Bottom-line takeaways

  • REPX demonstrates a measurable shift toward cash-centric discipline: strong operating cash flow and deleveraging accompany capex for growth and strategic refinements.
  • The 2026 guidance implies a modest production ramp with a continued oil tilt, which should help stabilize cash generation even in volatile price environments.
  • Capital returns are explicit, with a dividend uptick and a $100 million buyback cap, signaling management’s confidence in sustainable free cash flow generation.
  • Strategic moves—Dovetail Midstream divestiture, Silverback acquisition—provide a dual lever on risk and growth, potentially offering more visibility into future returns if performance thresholds are met.

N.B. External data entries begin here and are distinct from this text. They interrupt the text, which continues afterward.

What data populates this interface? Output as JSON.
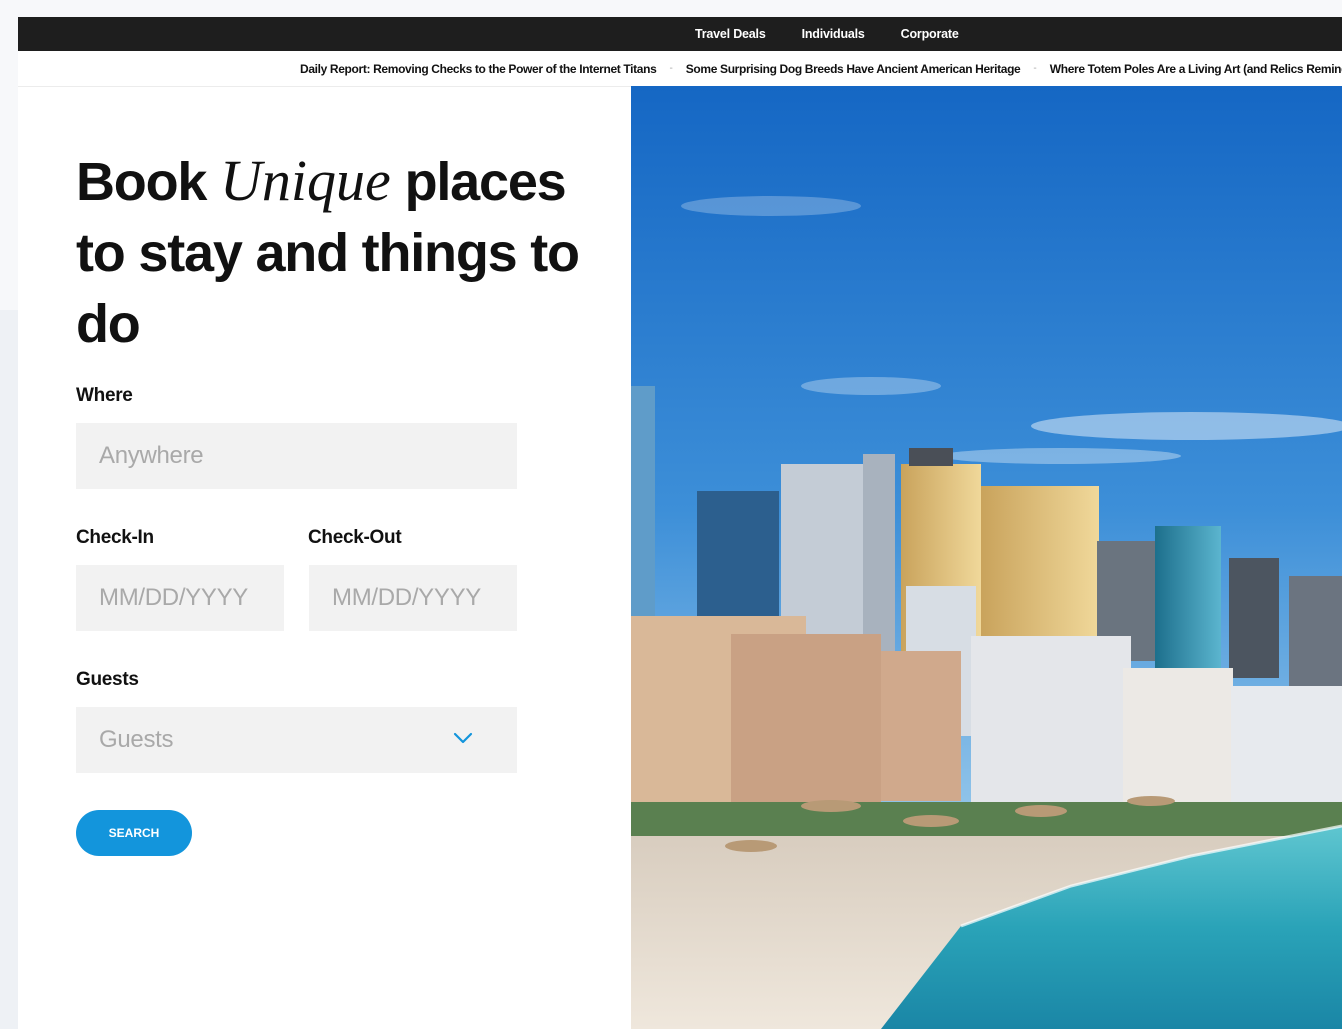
{
  "nav": {
    "items": [
      "Travel Deals",
      "Individuals",
      "Corporate"
    ]
  },
  "ticker": {
    "headlines": [
      "Daily Report: Removing Checks to the Power of the Internet Titans",
      "Some Surprising Dog Breeds Have Ancient American Heritage",
      "Where Totem Poles Are a Living Art (and Relics Reminders of the Past)"
    ],
    "separator": "-"
  },
  "hero": {
    "headline_part1": "Book ",
    "headline_emphasis": "Unique",
    "headline_part2": " places to stay and things to do"
  },
  "form": {
    "where_label": "Where",
    "where_placeholder": "Anywhere",
    "checkin_label": "Check-In",
    "checkin_placeholder": "MM/DD/YYYY",
    "checkout_label": "Check-Out",
    "checkout_placeholder": "MM/DD/YYYY",
    "guests_label": "Guests",
    "guests_value": "Guests",
    "search_label": "SEARCH"
  },
  "colors": {
    "accent": "#1395dc",
    "nav_bg": "#1e1e1e",
    "field_bg": "#f2f2f2"
  },
  "icons": {
    "guests_dropdown": "chevron-down-icon"
  },
  "image": {
    "subject": "beachfront city skyline photo"
  }
}
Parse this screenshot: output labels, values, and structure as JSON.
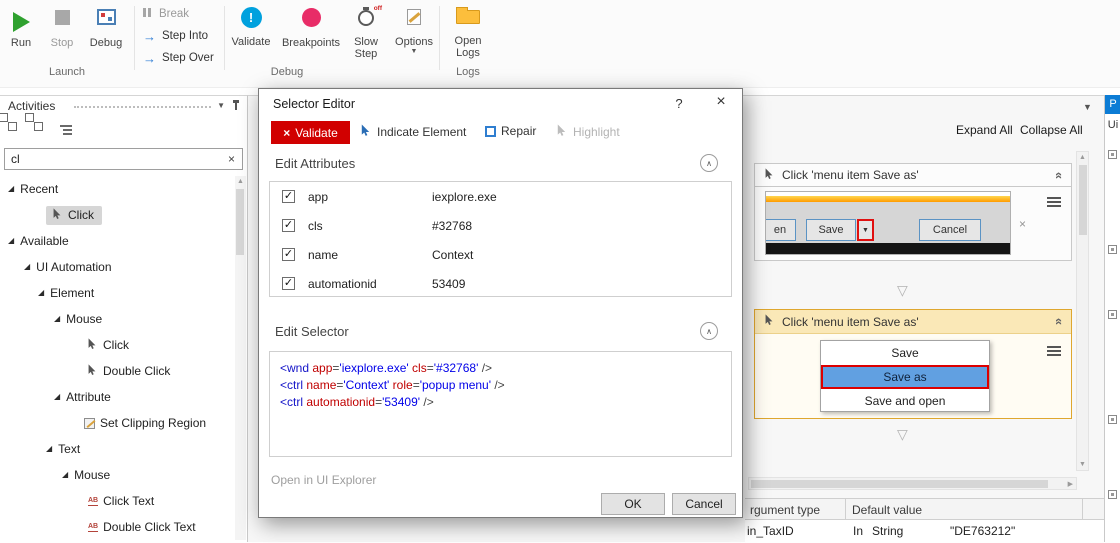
{
  "icons": {
    "dropdown": "▼",
    "expander_open": "◢",
    "close": "×",
    "help": "?",
    "search_clear": "×",
    "section_collapse": "∧",
    "card_collapse": "«",
    "connector_triangle": "▽",
    "scroll_up": "▲",
    "scroll_down": "▼",
    "scroll_right": "▶",
    "exclamation": "!",
    "validate_x": "×",
    "screenshot_close": "×",
    "save_dropdown": "▼",
    "text_icon": "AB",
    "menu_grip": "≡"
  },
  "ribbon": {
    "run_label": "Run",
    "stop_label": "Stop",
    "debug_label": "Debug",
    "break_label": "Break",
    "step_into_label": "Step Into",
    "step_over_label": "Step Over",
    "validate_label": "Validate",
    "breakpoints_label": "Breakpoints",
    "slow_step_label_1": "Slow",
    "slow_step_label_2": "Step",
    "slow_step_off": "off",
    "options_label": "Options",
    "open_logs_label_1": "Open",
    "open_logs_label_2": "Logs",
    "group_launch": "Launch",
    "group_debug": "Debug",
    "group_logs": "Logs"
  },
  "activities": {
    "title": "Activities",
    "search_value": "cl",
    "tree": [
      {
        "label": "Recent"
      },
      {
        "label": "Click",
        "selected": true
      },
      {
        "label": "Available"
      },
      {
        "label": "UI Automation"
      },
      {
        "label": "Element"
      },
      {
        "label": "Mouse"
      },
      {
        "label": "Click"
      },
      {
        "label": "Double Click"
      },
      {
        "label": "Attribute"
      },
      {
        "label": "Set Clipping Region"
      },
      {
        "label": "Text"
      },
      {
        "label": "Mouse"
      },
      {
        "label": "Click Text"
      },
      {
        "label": "Double Click Text"
      }
    ]
  },
  "dialog": {
    "title": "Selector Editor",
    "toolbar": {
      "validate": "Validate",
      "indicate_element": "Indicate Element",
      "repair": "Repair",
      "highlight": "Highlight"
    },
    "edit_attributes_title": "Edit Attributes",
    "attributes": [
      {
        "checked": true,
        "name": "app",
        "value": "iexplore.exe"
      },
      {
        "checked": true,
        "name": "cls",
        "value": "#32768"
      },
      {
        "checked": true,
        "name": "name",
        "value": "Context"
      },
      {
        "checked": true,
        "name": "automationid",
        "value": "53409"
      }
    ],
    "edit_selector_title": "Edit Selector",
    "selector_lines": [
      [
        [
          "tag",
          "<wnd "
        ],
        [
          "attr",
          "app"
        ],
        [
          "pun",
          "="
        ],
        [
          "val",
          "'iexplore.exe'"
        ],
        [
          "pun",
          " "
        ],
        [
          "attr",
          "cls"
        ],
        [
          "pun",
          "="
        ],
        [
          "val",
          "'#32768'"
        ],
        [
          "pun",
          " />"
        ]
      ],
      [
        [
          "tag",
          "<ctrl "
        ],
        [
          "attr",
          "name"
        ],
        [
          "pun",
          "="
        ],
        [
          "val",
          "'Context'"
        ],
        [
          "pun",
          " "
        ],
        [
          "attr",
          "role"
        ],
        [
          "pun",
          "="
        ],
        [
          "val",
          "'popup menu'"
        ],
        [
          "pun",
          " />"
        ]
      ],
      [
        [
          "tag",
          "<ctrl "
        ],
        [
          "attr",
          "automationid"
        ],
        [
          "pun",
          "="
        ],
        [
          "val",
          "'53409'"
        ],
        [
          "pun",
          " />"
        ]
      ]
    ],
    "open_in_ui_explorer": "Open in UI Explorer",
    "ok_label": "OK",
    "cancel_label": "Cancel"
  },
  "designer": {
    "expand_all": "Expand All",
    "collapse_all": "Collapse All",
    "activity_top": {
      "title": "Click 'menu item  Save as'",
      "screenshot": {
        "partial_button": "en",
        "save_button": "Save",
        "cancel_button": "Cancel"
      }
    },
    "activity_selected": {
      "title": "Click 'menu item  Save as'",
      "menu_items": [
        "Save",
        "Save as",
        "Save and open"
      ],
      "highlighted_item": "Save as"
    }
  },
  "arguments_panel": {
    "header_argument_type": "rgument type",
    "header_default_value": "Default value",
    "row": {
      "name": "in_TaxID",
      "direction": "In",
      "argument_type": "String",
      "default_value": "\"DE763212\""
    }
  },
  "right_strip": {
    "properties_tab": "P",
    "ui_label": "Ui"
  }
}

  • On the earnings front, investors will be watching EPS and EPS consensus more closely as the company transitions from net income-centric reporting to per-share metrics alongside growing cash flow visibility and improved leverage.

Note: The press release emphasizes cash flow, debt metrics, and production guidance. While the data highlight strong cash generation and capital discipline, investors should monitor quarterly EPS figures, EPS consensus expectations, and any shifts in revenue forecast as market conditions evolve.